At Pachyderm, we want to make it easy for our customers to automate their data transformations with data-driven pipelines. We provide a highly scalable solution that’s Kubernetes native, and that supports any data type and any language. For the 2.3 release of Pachyderm, we have concentrated our efforts on making it even easier to deploy and configure Pachyderm. This will allow enterprise and open source users to get up and running faster than before. We’re also excited to announce support for ARM64 which can significantly reduce the cost of running pipelines on ARM64 architectures. For the detailed list of changes please see our change log in GitHub.

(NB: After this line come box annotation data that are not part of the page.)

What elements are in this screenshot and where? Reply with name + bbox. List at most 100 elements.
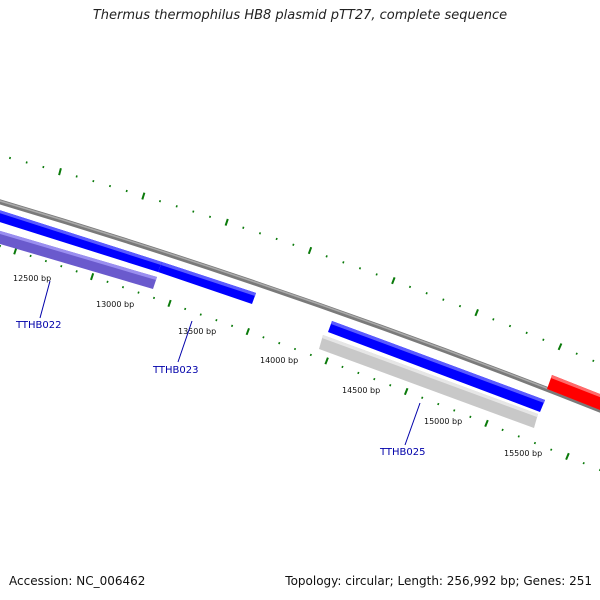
- gene-label-tthb025[interactable]: TTHB025: [379, 447, 426, 458]
- major-tick: [324, 357, 329, 365]
- minor-tick: [184, 307, 187, 311]
- minor-tick: [215, 318, 218, 322]
- minor-tick: [75, 270, 78, 273]
- position-label: 15500 bp: [504, 449, 542, 458]
- minor-tick: [293, 347, 297, 351]
- major-tick: [557, 343, 563, 351]
- summary-label: Topology: circular; Length: 256,992 bp; …: [285, 574, 592, 588]
- major-tick: [484, 419, 489, 427]
- minor-tick: [592, 359, 595, 363]
- map-title: Thermus thermophilus HB8 plasmid pTT27, …: [92, 8, 508, 23]
- minor-tick: [542, 338, 545, 341]
- minor-tick: [325, 255, 328, 258]
- minor-tick: [75, 175, 78, 178]
- major-tick: [565, 452, 570, 460]
- gene-bar-tthb023[interactable]: [158, 262, 256, 304]
- minor-tick: [158, 199, 162, 203]
- minor-tick: [375, 273, 378, 276]
- outer-tick-ring: [8, 156, 595, 363]
- major-tick: [13, 247, 18, 255]
- major-tick: [141, 192, 146, 200]
- minor-tick: [106, 280, 109, 284]
- minor-tick: [582, 461, 585, 465]
- minor-tick: [292, 243, 295, 246]
- minor-tick: [342, 261, 345, 264]
- minor-tick: [242, 226, 245, 229]
- minor-tick: [469, 415, 472, 419]
- minor-tick: [575, 352, 578, 355]
- minor-tick: [192, 210, 195, 213]
- minor-tick: [208, 215, 212, 219]
- major-tick: [403, 387, 409, 396]
- minor-tick: [508, 324, 512, 328]
- major-tick: [245, 327, 250, 336]
- minor-tick: [42, 165, 45, 169]
- backbone-highlight: [0, 200, 600, 410]
- minor-tick: [230, 324, 234, 328]
- minor-tick: [492, 318, 495, 321]
- gene-leader-line: [39, 280, 51, 319]
- minor-tick: [501, 428, 504, 432]
- minor-tick: [517, 435, 520, 438]
- minor-tick: [8, 156, 12, 160]
- gene-bar-grey[interactable]: [319, 335, 538, 428]
- inner-tick-ring: [0, 244, 600, 472]
- accession-label: Accession: NC_006462: [9, 574, 146, 588]
- minor-tick: [152, 296, 156, 300]
- gene-bar-red[interactable]: [547, 375, 600, 414]
- minor-tick: [44, 259, 47, 263]
- minor-tick: [92, 179, 95, 183]
- backbone-track: [0, 199, 600, 413]
- minor-tick: [309, 353, 312, 357]
- minor-tick: [437, 402, 440, 406]
- minor-tick: [458, 304, 462, 308]
- minor-tick: [60, 264, 63, 268]
- gene-bar-reverse[interactable]: [0, 228, 157, 289]
- gene-bar-tthb022[interactable]: [0, 207, 162, 272]
- minor-tick: [533, 441, 537, 445]
- minor-tick: [108, 184, 112, 188]
- minor-tick: [199, 313, 202, 316]
- position-label: 14500 bp: [342, 386, 380, 395]
- minor-tick: [137, 291, 140, 294]
- minor-tick: [341, 365, 344, 369]
- major-tick: [391, 277, 396, 285]
- gene-bar-tthb025[interactable]: [328, 321, 545, 412]
- minor-tick: [442, 298, 445, 301]
- minor-tick: [258, 232, 262, 235]
- minor-tick: [121, 285, 125, 289]
- minor-tick: [358, 267, 362, 270]
- minor-tick: [525, 331, 528, 335]
- minor-tick: [275, 237, 278, 241]
- gene-leader-line: [177, 320, 193, 363]
- position-label: 12500 bp: [13, 274, 51, 283]
- minor-tick: [278, 341, 281, 345]
- minor-tick: [25, 161, 28, 164]
- minor-tick: [408, 285, 412, 289]
- position-label: 13000 bp: [96, 300, 134, 309]
- minor-tick: [389, 384, 392, 387]
- minor-tick: [357, 371, 360, 375]
- minor-tick: [125, 189, 128, 193]
- minor-tick: [421, 396, 424, 400]
- position-label: 13500 bp: [178, 327, 216, 336]
- gene-label-tthb022[interactable]: TTHB022: [15, 320, 62, 331]
- minor-tick: [550, 448, 553, 451]
- minor-tick: [425, 292, 428, 295]
- position-label: 15000 bp: [424, 417, 462, 426]
- minor-tick: [373, 377, 376, 381]
- major-tick: [167, 299, 172, 308]
- minor-tick: [29, 254, 32, 258]
- minor-tick: [262, 336, 265, 339]
- minor-tick: [175, 205, 178, 208]
- gene-leader-line: [404, 402, 421, 446]
- gene-label-tthb023[interactable]: TTHB023: [152, 365, 199, 376]
- major-tick: [58, 168, 62, 176]
- minor-tick: [453, 409, 456, 412]
- major-tick: [307, 246, 313, 255]
- major-tick: [474, 309, 479, 317]
- major-tick: [224, 218, 229, 226]
- position-label: 14000 bp: [260, 356, 298, 365]
- major-tick: [90, 272, 95, 281]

Easier Deployment & Configuration

Pachyderm provides a cost effective way to scale and automate complex pipelines and sophisticated data transformations, but deploying and configuring a product on top of Kubernetes can be challenging. This is especially true for products with multiple components that need to be upgraded and maintained on long-lived clusters. We want to make deployment a snap, so we’ve made deployment and upgrades easier through:

  • Streamlined network ingress: Pachyderm now includes a built-in proxy that routes all network traffic through a single port. This dramatically reduces the amount of network configuration required during deployment, and ensures seamless communication with Pachyderm components such as the Pachyderm Console.
  • Configuration via environment variables: A GitOps approach to managing configuration via environment variables can significantly reduce the complexity and workload involved in maintaining and upgrading long-lived Pachyderm clusters. With 2.3, Pachyderm is moving to supporting all configuration options via environment variables that can be managed with Kubernetes tooling including ArgoCD and Vault. As part of this improvement the Configuration Pod has been eliminated which also simplifies maintenance and upgrades.
  • Bundled logging with Loki: Pachyderm pipelines are much easier to debug if you’ve got a full set of logs. Pachyderm now comes bundled with Loki to simplify deployment and ensure logs are retained for debugging. Customers can easily swap Loki for a different solution if they so choose.

ARM64 Support

Pachyderm now supports ARM64 architectures in addition to x86. Customers are increasingly looking at strategies to reduce cloud expense by running on ARM64 based instances like AWS Graviton. ARM64 support also increases the performance of Pachyderm for local deployment on M1-based Macs.

Other Enhancements

Pachyderm 2.3 also includes features previously announced including:

  • Pachyderm Snowflake Integration: It’s now even easier to get your Snowflake data into Pachyderm. Whether you’re looking to build ML models with your Snowflake data or just want to gain versioning as part of your data transformations, Pachyderm makes it easy to work with your Snowflake data. Read our blog for more details!
  • Console now Available to Community Edition Users: We’re happy to announce that Community Edition users can now use Pachyderm Console to visualize and interact with their pipelines, repositories and Directed Acyclic Graphs (DAGs). Read our blog for more details!

Upgrading 2.3

Upgrading from any 2.x release to 2.3 should be seamless with no breaking changes. Please note that our built-in proxy for simplified network configuration is optional in 2.3, but will be mandatory in 2.4. Pachyderm support is available to assist Enterprise customers with upgrades from 1.13 or older versions and will continue to address any upgrade issues. Please contact Pachyderm support for any assistance you need in upgrading.

Pachyderm 1.13 and 2.0 EOL

Pachyderm’s policy is to support the current and last two minor releases. Therefore, with the release of 2.3, we’ll be ending support for 1.13 (which had been extended) and 2.0. This means that Pachyderm will not backport any fixes to releases before 2.1, and will ask customers on older releases to upgrade in order to try to resolve their issues.